La tesi del complotto. Così i difensori puntano a smantellare l’accusa: "Ignorate altre piste"

Prima udienza dedicata ai testimoni chiamati in aula dagli avvocati dell’imputato Daniele Severi. "La targa dell’auto del nostro assistito non si vede mai. E ci sono minacce mai prese in esame".

La tesi del complotto. Così i difensori puntano a smantellare l’accusa: "Ignorate altre piste"

La tesi del complotto. Così i difensori puntano a smantellare l’accusa: "Ignorate altre piste"

La difesa punta ad abbattere la fortezza dell’accusa partendo dai testimoni che stanno dalla parte dell’accusa stessa. Cioè i carabinieri. Nella prima udienza dedicata ai testi convocati dai legali di Daniele Severi, gli avvocati Massimiliano Pompignoli e Maria Antonietta Corsetti (sempre con al loro fianco l’imputato in completa tinta grigia) proseguono lungo il proprio spazio vitale: l’ipotesi del complotto.

Ossia: Daniele sarebbe stato fin dall’inizio scaraventato al centro della scena come unico sospettato dell’assassinio del fratello Franco. Il maresciallo Marco Buconi, storico comandante della stazione dei carabinieri di Civitella, è il primo militare ad affacciarsi sul luogo del delitto. È il 22 giugno 2022, sono circa le nove di sera. Buconi viene avvisato dalla centrale di Meldola. "Trovai il cadavere nel dirupo...". L’avvocata Corsetti afferra il microfono: "Maresciallo ma perché lei ha immediatamente instillato ai suoi colleghi che il sospettato del delitto fosse Daniele Severi?". Il maresciallo in un sospiro tira i labbri solleva i sopraccigli e misura la replica: "Io non ho instillato nessun sospetto a nessuno...". La domanda di Corsetti delinea il quadro su cui poggia il tema innocentista: Daniele sarebbe stato cioè vittima di "un’indagine preconfezionata" dalla procura; ovvero, la pm Federica Messina avrebbe "ignorato ogni altra pista investigativa".

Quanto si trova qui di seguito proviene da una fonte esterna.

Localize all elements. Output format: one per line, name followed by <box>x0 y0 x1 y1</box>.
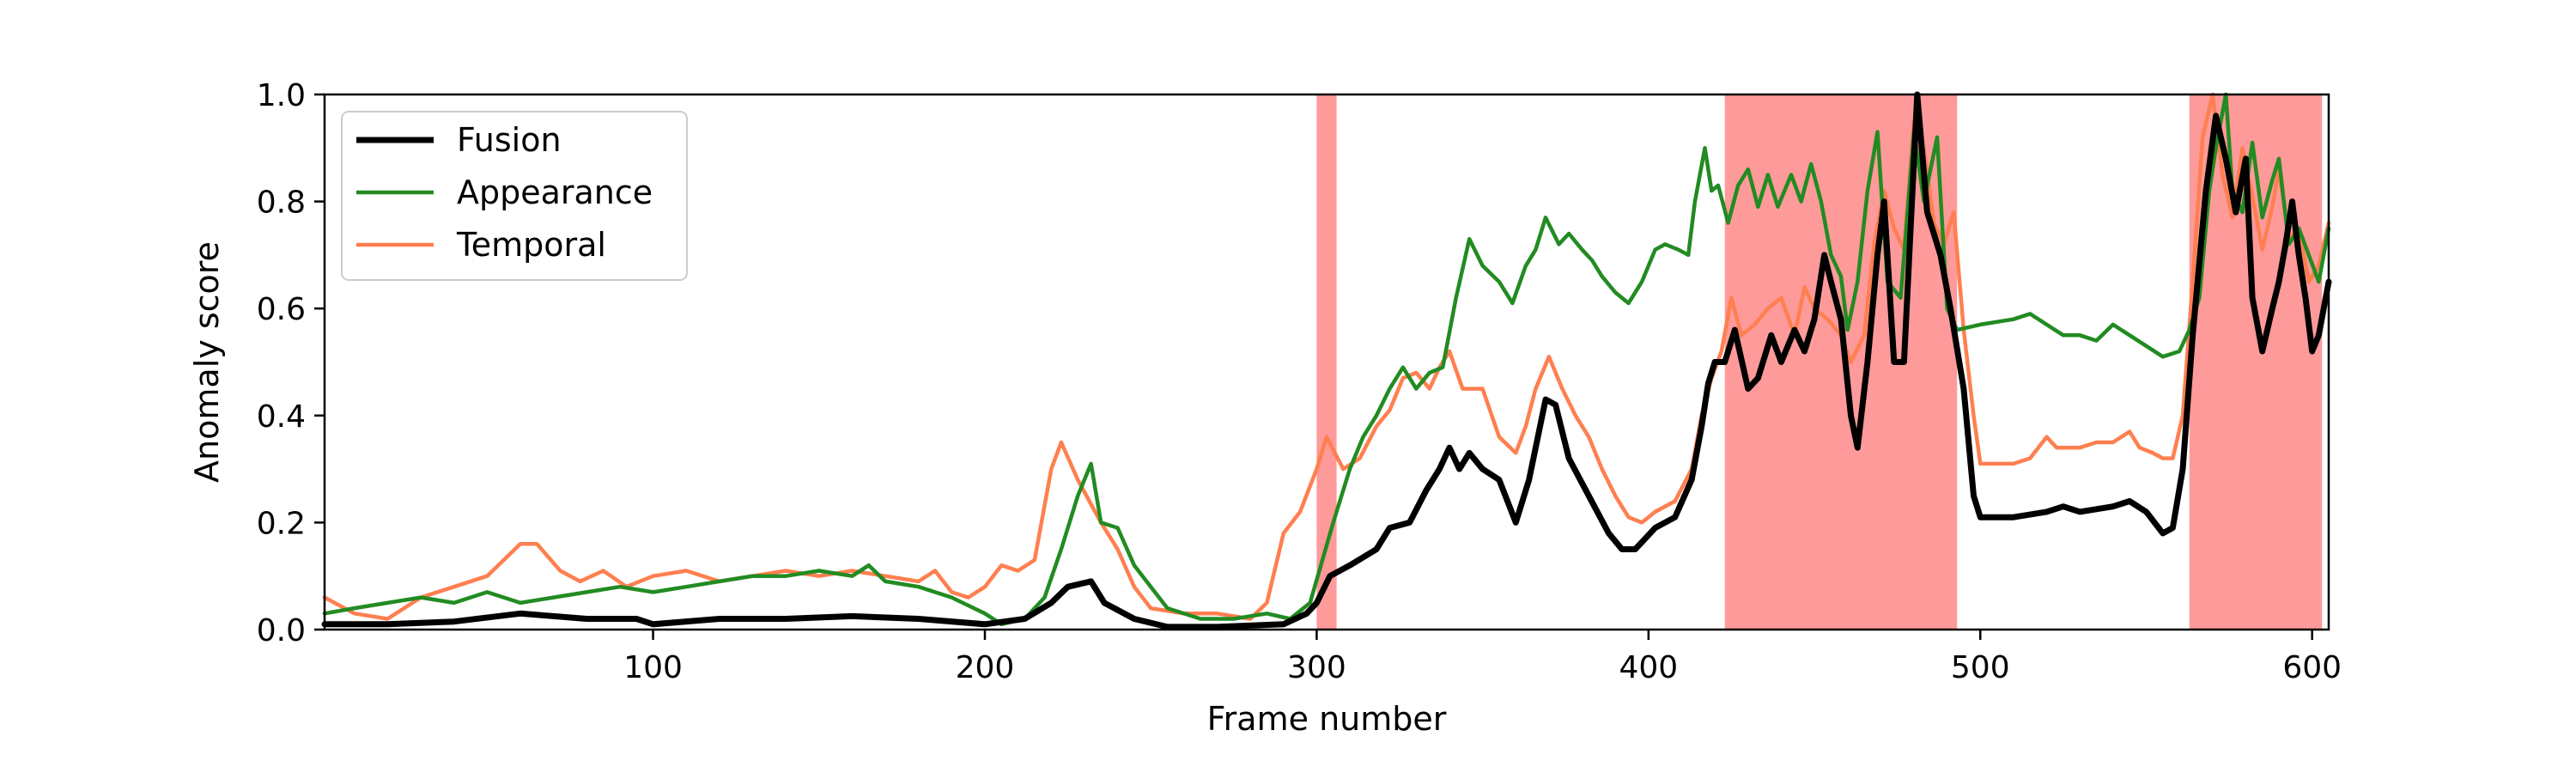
series-line-appearance <box>322 92 2331 627</box>
x-tick-label: 400 <box>1619 650 1678 685</box>
x-axis-label: Frame number <box>1207 700 1447 738</box>
series-line-temporal <box>322 92 2331 621</box>
legend-label-temporal: Temporal <box>456 226 606 264</box>
y-tick-label: 0.8 <box>257 186 306 221</box>
legend-label-appearance: Appearance <box>457 173 653 211</box>
x-tick-label: 100 <box>623 650 683 685</box>
y-axis: 0.0 0.2 0.4 0.6 0.8 1.0 <box>257 78 325 648</box>
plot-frame <box>323 93 2330 631</box>
x-tick-label: 600 <box>2282 650 2342 685</box>
series-lines <box>321 91 2332 630</box>
x-axis: 100 200 300 400 500 600 <box>623 630 2342 685</box>
series-line-fusion <box>321 91 2332 630</box>
y-axis-label: Anomaly score <box>188 241 226 483</box>
anomaly-regions <box>1316 94 2323 630</box>
y-tick-label: 1.0 <box>257 78 306 113</box>
y-tick-label: 0.4 <box>257 399 306 435</box>
y-tick-label: 0.2 <box>257 506 306 541</box>
legend-label-fusion: Fusion <box>457 121 562 159</box>
y-tick-label: 0.0 <box>257 613 306 648</box>
x-tick-label: 200 <box>956 650 1015 685</box>
legend-box <box>341 111 688 281</box>
y-tick-label: 0.6 <box>257 292 306 327</box>
x-tick-label: 500 <box>1951 650 2010 685</box>
x-tick-label: 300 <box>1287 650 1346 685</box>
legend: Fusion Appearance Temporal <box>341 111 688 281</box>
anomaly-region-1 <box>1316 94 1337 630</box>
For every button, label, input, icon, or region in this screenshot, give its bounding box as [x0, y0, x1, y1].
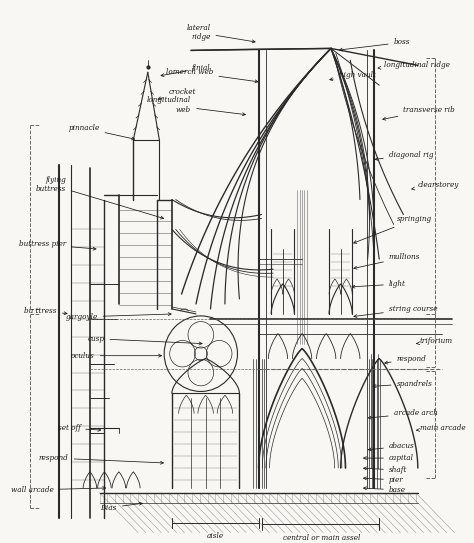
Text: buttress pier: buttress pier [18, 241, 96, 250]
Text: boss: boss [339, 39, 410, 51]
Text: triforium: triforium [417, 337, 453, 345]
Text: capital: capital [364, 454, 414, 462]
Text: gargoyle: gargoyle [65, 313, 171, 321]
Text: set off: set off [57, 424, 101, 432]
Text: crocket: crocket [158, 88, 196, 100]
Text: longitudinal ridge: longitudinal ridge [378, 61, 450, 70]
Text: respond: respond [385, 355, 426, 364]
Text: pinnacle: pinnacle [68, 124, 135, 140]
Text: wall arcade: wall arcade [10, 486, 106, 494]
Text: string course: string course [354, 305, 438, 318]
Text: diagonal rig: diagonal rig [375, 151, 433, 160]
Text: oculus: oculus [71, 352, 162, 359]
Text: transverse rib: transverse rib [383, 106, 455, 120]
Text: shaft: shaft [364, 466, 407, 474]
Text: main arcade: main arcade [417, 424, 465, 432]
Text: clearstorey: clearstorey [412, 181, 459, 190]
Text: mullions: mullions [354, 253, 420, 269]
Text: longitudinal
web: longitudinal web [147, 97, 246, 116]
Text: cusp: cusp [87, 335, 202, 345]
Text: lomerch web: lomerch web [166, 68, 258, 83]
Text: lateral
ridge: lateral ridge [186, 24, 255, 43]
Text: spandrels: spandrels [373, 380, 432, 388]
Text: base: base [364, 486, 406, 494]
Text: pier: pier [364, 476, 404, 484]
Text: abacus: abacus [368, 442, 415, 451]
Text: bu ttress: bu ttress [24, 307, 67, 315]
Text: light: light [352, 280, 406, 288]
Text: respond: respond [39, 454, 164, 464]
Text: finial: finial [161, 64, 210, 77]
Text: high vault: high vault [330, 71, 375, 80]
Text: central or main assel: central or main assel [283, 534, 360, 541]
Text: flying
buttress: flying buttress [36, 176, 164, 219]
Text: springing: springing [354, 216, 432, 243]
Text: aisle: aisle [207, 532, 224, 540]
Text: Dias: Dias [100, 502, 142, 512]
Text: arcade arch: arcade arch [368, 409, 438, 419]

Corsetti focalizza "alcune minacce" subite dall’assassinato da parte del fratello d’un ragazzo morto in un incidente stradale andandosi a schiantare contro un mezzo agricolo condotto dallo stesso Franco. Buconi non ne sa nulla. Quindi il maresciallo viene stimolato su altro episodio: una bambola erotica con la testa svitata (immagine che preconizza il futuro corpo decollato di Franco) trovata nel 2018 in una cassetta su una strada vicina alla carrettiera che sfocia al fondo agricolo scenario dell’omicidio; per il maresciallo Buconi "quella bambola non aveva nessuna attinenza con Franco Severi, tanto che la smaltimmo come rifiuto…".

L’attenzione si sposta poi sui video del percorso fatto dall’auto dell’imputato il 21 e il 22 giugno, i giorni in cui venne commesso l’assassinio. L’avvocato Pompignoli a un un paio di carabinieri chiede: "Ma la targa della Panda di Daniele è visibile?". La risposta è sempre quella: "No la targa non è visibile". C’è pure un tragitto alternativo che l’assassino (ignoto, per la difesa) potrebbe avere percorso: quello che congiunge il fondo agricolo di Franco non alla Bidentina ma al versante opposto, quello di Voltre. "Ci sono telecamere in quel tratto?". Secondo il maresciallo dei carabinieri forestali, Michele Camporesi, "no, lì non ci sono telecamere". L’avvocato di parte civile, Max Starni, fa rilevare che Daniele quella stessa strada "l’ha percorsa nel febbraio 2022". Ma per Pompignoli conta sempre il fatto che "su quel tragitto alternativo non ci siano telecamere, secondo i carabinieri…"; lasciando così presagire (chissà) che invece le indagini difensive svolte avrebbero portato a un’altra conclusione. Ma questo lo si scoprirà solo quando verranno sentiti i detective privati dei legali dell’imputato, a fine marzo.